The common thread is transparency. From WikiLeaks to Google Maps, LinkedIn dossiers and the ability to see a person’s phone number before you answer the call, we’re getting used to having a lot of information about the world around us and the people we’re dealing with. In turn, PSF clients are demanding more insights into how their work is done and charged for, which is making it much harder to generate super profits behind a wall of smoke and mirrors.

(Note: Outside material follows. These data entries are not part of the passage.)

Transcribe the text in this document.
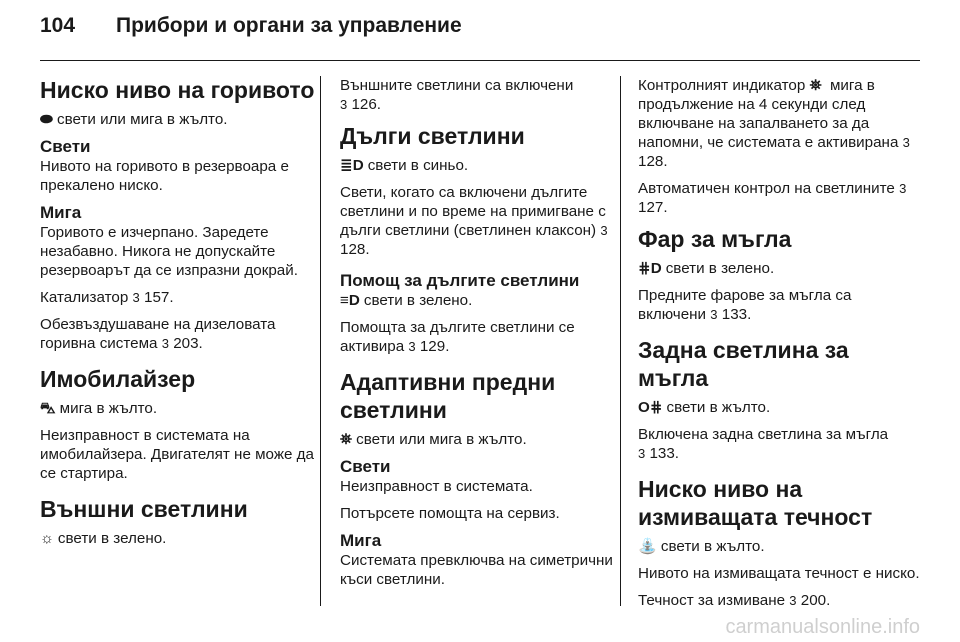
104	Прибори и органи за управление
Ниско ниво на горивото

⬬ свети или мига в жълто.

Свети

Нивото на горивото в резервоара е прекалено ниско.

Мига

Горивото е изчерпано. Заредете незабавно. Никога не допускайте резервоарът да се изпразни докрай.

Катализатор 3 157.

Обезвъздушаване на дизеловата горивна система 3 203.

Имобилайзер

⛍ мига в жълто.

Неизправност в системата на имобилайзера. Двигателят не може да се стартира.

Външни светлини

☼ свети в зелено.

Външните светлини са включени
3 126.

Дълги светлини

≣D свети в синьо.

Свети, когато са включени дългите светлини и по време на примигване с дълги светлини (светлинен клаксон) 3 128.

Помощ за дългите светлини

≡D свети в зелено.

Помощта за дългите светлини се активира 3 129.

Адаптивни предни светлини

⛯ свети или мига в жълто.

Свети

Неизправност в системата.

Потърсете помощта на сервиз.

Мига

Системата превключва на симетрични къси светлини.

Контролният индикатор ⛯ мига в продължение на 4 секунди след включване на запалването за да напомни, че системата е активирана 3 128.

Автоматичен контрол на светлините 3 127.

Фар за мъгла

⋕D свети в зелено.

Предните фарове за мъгла са включени 3 133.

Задна светлина за мъгла

O⋕ свети в жълто.

Включена задна светлина за мъгла
3 133.

Ниско ниво на измиващата течност

⛲ свети в жълто.

Нивото на измиващата течност е ниско.

Течност за измиване 3 200.

carmanualsonline.info
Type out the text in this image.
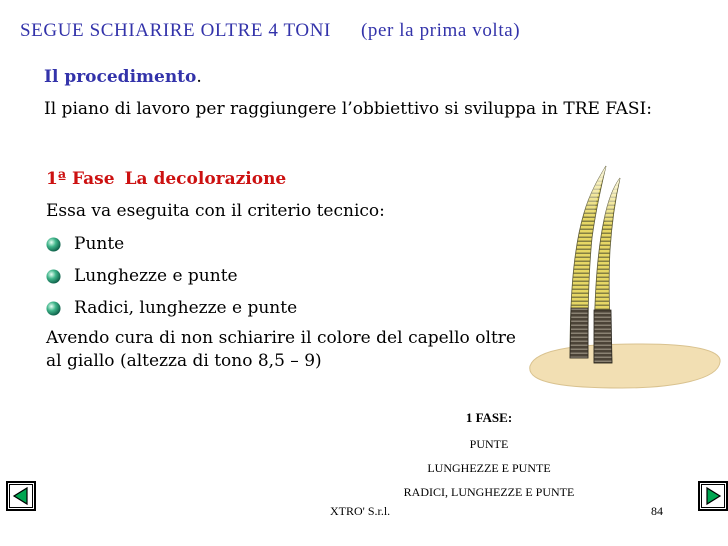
SEGUE SCHIARIRE OLTRE 4 TONI (per la prima volta)
Il procedimento.
Il piano di lavoro per raggiungere l’obbiettivo si sviluppa in TRE FASI:
1ª Fase La decolorazione
Essa va eseguita con il criterio tecnico:
Punte
Lunghezze e punte
Radici, lunghezze e punte
Avendo cura di non schiarire il colore del capello oltre al giallo (altezza di tono 8,5 – 9)
1 FASE:
PUNTE
LUNGHEZZE E PUNTE
RADICI, LUNGHEZZE E PUNTE
XTRO' S.r.l.	84
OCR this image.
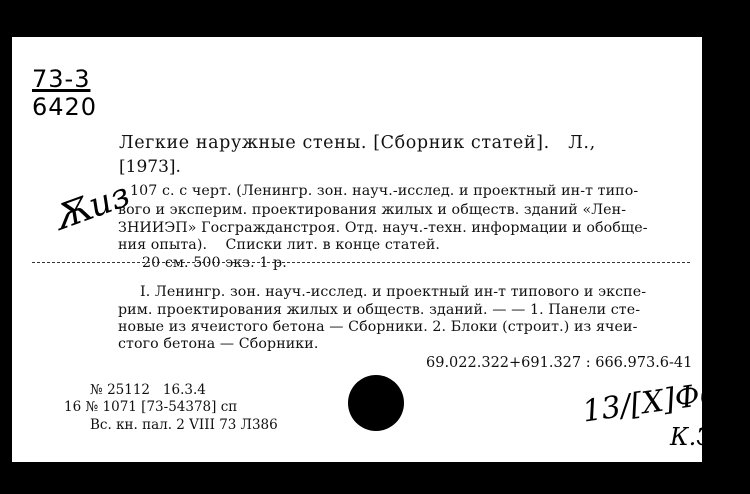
73-3
6420
Легкие наружные стены. [Сборник статей].   Л.,
[1973].
107 с. с черт. (Ленингр. зон. науч.-исслед. и проектный ин-т типо-
вого и эксперим. проектирования жилых и обществ. зданий «Лен-
ЗНИИЭП» Госгражданстроя. Отд. науч.-техн. информации и обобще-
ния опыта).    Списки лит. в конце статей.
20 см. 500 экз. 1 р.
I. Ленингр. зон. науч.-исслед. и проектный ин-т типового и экспе-
рим. проектирования жилых и обществ. зданий. — — 1. Панели сте-
новые из ячеистого бетона — Сборники. 2. Блоки (строит.) из ячеи-
стого бетона — Сборники.
69.022.322+691.327 : 666.973.6-41
№ 25112   16.3.4
16 № 1071 [73-54378] сп
Вс. кн. пал. 2 VIII 73 Л386
Ѫиз
13/[Х]Фви
К.Э
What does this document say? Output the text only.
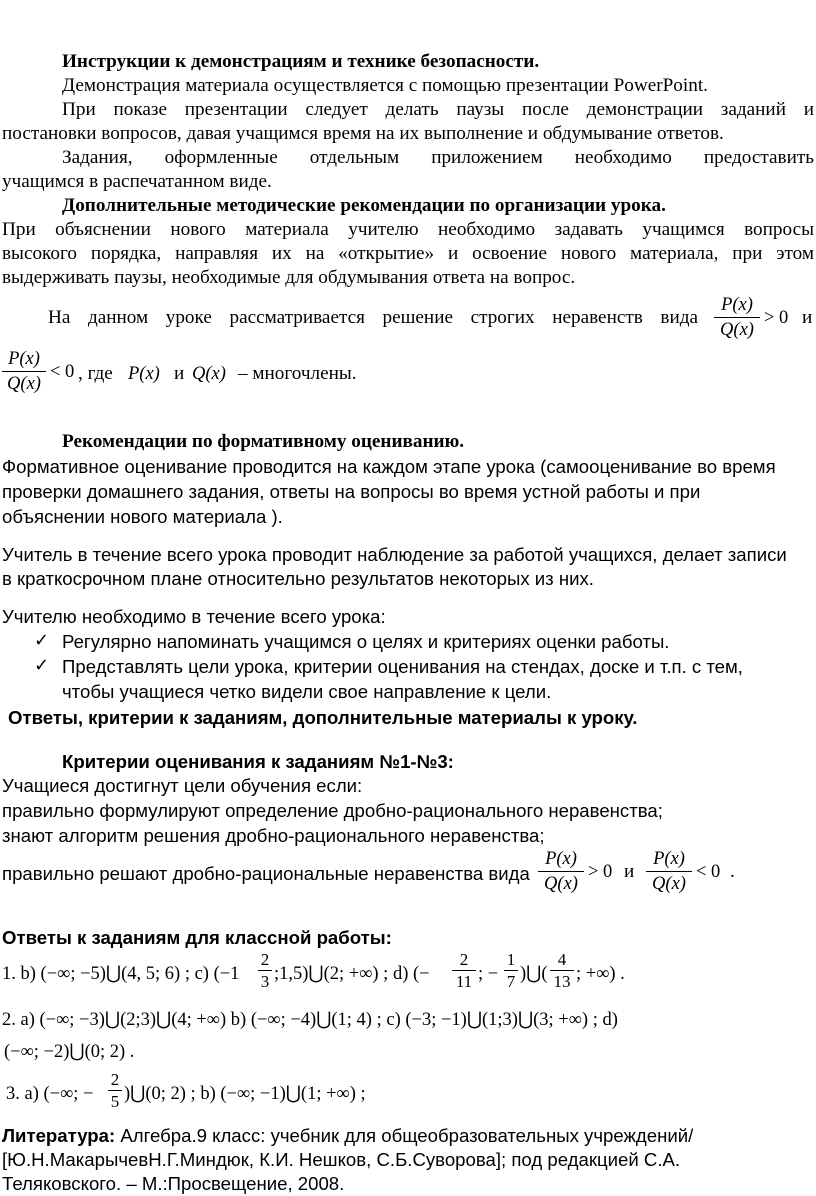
Инструкции к демонстрациям и технике безопасности.
Демонстрация материала осуществляется с помощью презентации PowerPoint.
При показе презентации следует делать паузы после демонстрации заданий и
постановки вопросов, давая учащимся время на их выполнение и обдумывание ответов.
Задания, оформленные отдельным приложением необходимо предоставить
учащимся в распечатанном виде.
Дополнительные методические рекомендации по организации урока.
При объяснении нового материала учителю необходимо задавать учащимся вопросы
высокого порядка, направляя их на «открытие» и освоение нового материала, при этом
выдерживать паузы, необходимые для обдумывания ответа на вопрос.
На данном уроке рассматривается решение строгих неравенств вида
P(x)
Q(x)
> 0 и
P(x)
Q(x)
< 0 , где P(x) и Q(x) – многочлены.
Рекомендации по формативному оцениванию.
Формативное оценивание проводится на каждом этапе урока (самооценивание во время
проверки домашнего задания, ответы на вопросы во время устной работы и при
объяснении нового материала ).
Учитель в течение всего урока проводит наблюдение за работой учащихся, делает записи
в краткосрочном плане относительно результатов некоторых из них.
Учителю необходимо в течение всего урока:
✓ Регулярно напоминать учащимся о целях и критериях оценки работы.
✓ Представлять цели урока, критерии оценивания на стендах, доске и т.п. с тем,
чтобы учащиеся четко видели свое направление к цели.
Ответы, критерии к заданиям, дополнительные материалы к уроку.
Критерии оценивания к заданиям №1-№3:
Учащиеся достигнут цели обучения если:
правильно формулируют определение дробно-рационального неравенства;
знают алгоритм решения дробно-рационального неравенства;
правильно решают дробно-рациональные неравенства вида
P(x)
Q(x)
> 0 и
P(x)
Q(x)
< 0 .
Ответы к заданиям для классной работы:
1. b) (−∞; −5)⋃(4, 5; 6) ; c) (−1
2
3 ;1,5)⋃(2; +∞) ; d) (−
2
11 ; −
1
7 )⋃(
4
13 ; +∞) .
2. a) (−∞; −3)⋃(2;3)⋃(4; +∞) b) (−∞; −4)⋃(1; 4) ; c) (−3; −1)⋃(1;3)⋃(3; +∞) ; d)
(−∞; −2)⋃(0; 2) .
3. a) (−∞; −
2
5 )⋃(0; 2) ; b) (−∞; −1)⋃(1; +∞) ;
Литература: Алгебра.9 класс: учебник для общеобразовательных учреждений/
[Ю.Н.МакарычевН.Г.Миндюк, К.И. Нешков, С.Б.Суворова]; под редакцией С.А.
Теляковского. – М.:Просвещение, 2008.
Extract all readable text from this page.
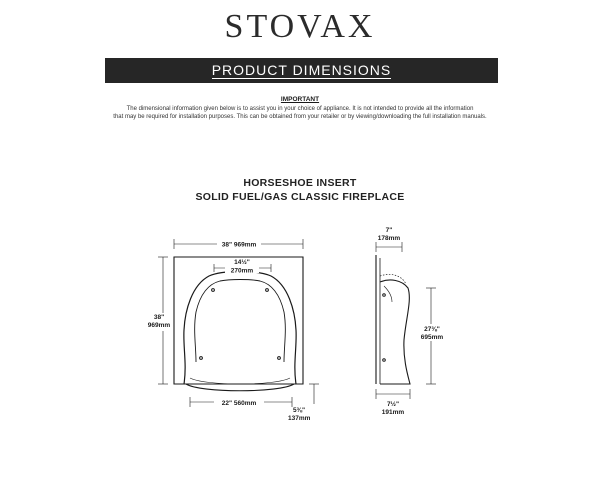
STOVAX
PRODUCT DIMENSIONS
IMPORTANT
The dimensional information given below is to assist you in your choice of appliance. It is not intended to provide all the information
that may be required for installation purposes. This can be obtained from your retailer or by viewing/downloading the full installation manuals.
HORSESHOE INSERT
SOLID FUEL/GAS CLASSIC FIREPLACE
38" 969mm
14½"
270mm
38"
969mm
22" 560mm
5⅜"
137mm
7"
178mm
27⅜"
695mm
7½"
191mm
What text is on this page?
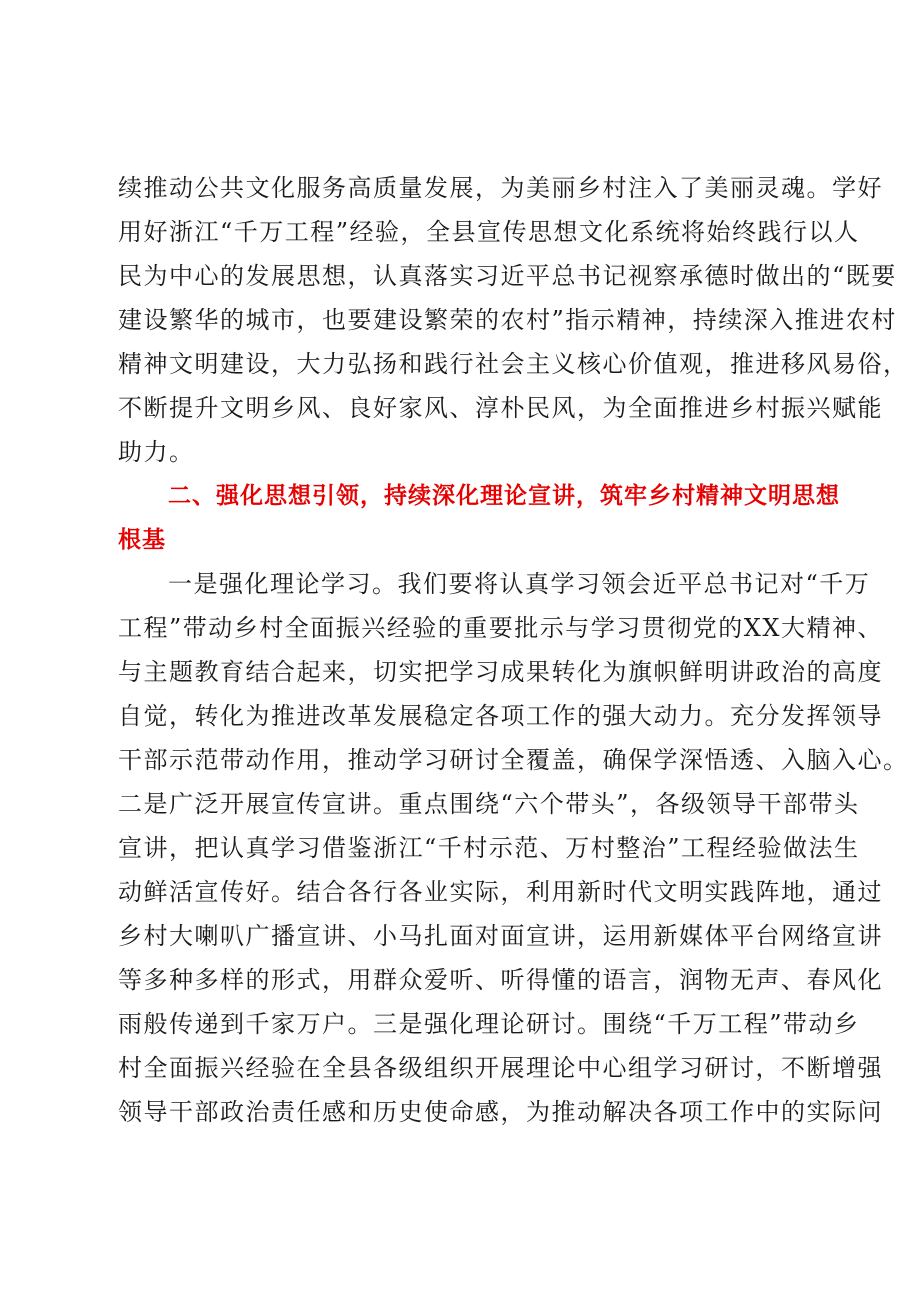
续推动公共文化服务高质量发展，为美丽乡村注入了美丽灵魂。学好
用好浙江“千万工程”经验，全县宣传思想文化系统将始终践行以人
民为中心的发展思想，认真落实习近平总书记视察承德时做出的“既要
建设繁华的城市，也要建设繁荣的农村”指示精神，持续深入推进农村
精神文明建设，大力弘扬和践行社会主义核心价值观，推进移风易俗，
不断提升文明乡风、良好家风、淳朴民风，为全面推进乡村振兴赋能
助力。
二、强化思想引领，持续深化理论宣讲，筑牢乡村精神文明思想
根基
一是强化理论学习。我们要将认真学习领会近平总书记对“千万
工程”带动乡村全面振兴经验的重要批示与学习贯彻党的XX大精神、
与主题教育结合起来，切实把学习成果转化为旗帜鲜明讲政治的高度
自觉，转化为推进改革发展稳定各项工作的强大动力。充分发挥领导
干部示范带动作用，推动学习研讨全覆盖，确保学深悟透、入脑入心。
二是广泛开展宣传宣讲。重点围绕“六个带头”，各级领导干部带头
宣讲，把认真学习借鉴浙江“千村示范、万村整治”工程经验做法生
动鲜活宣传好。结合各行各业实际，利用新时代文明实践阵地，通过
乡村大喇叭广播宣讲、小马扎面对面宣讲，运用新媒体平台网络宣讲
等多种多样的形式，用群众爱听、听得懂的语言，润物无声、春风化
雨般传递到千家万户。三是强化理论研讨。围绕“千万工程”带动乡
村全面振兴经验在全县各级组织开展理论中心组学习研讨，不断增强
领导干部政治责任感和历史使命感，为推动解决各项工作中的实际问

Indeed, it is getting spectacularly hard to hide anything and, as diplomats worldwide discovered last December, becoming harder to say or do one thing internally and another externally.
The question for firms is how to respond? In broad terms, there are two ways to go.
The first is to try to keep the same business model and clamp down on information. Think Hillary Clinton and consider things like vetting staff members’ LinkedIn profiles and social networking, for instance.
The second is to accept that even if they put WikiLeaks founder Julian Assange in Guantanamo Bay, transparency is the new reality and that there may be competitive advantage to be gained from greater openness.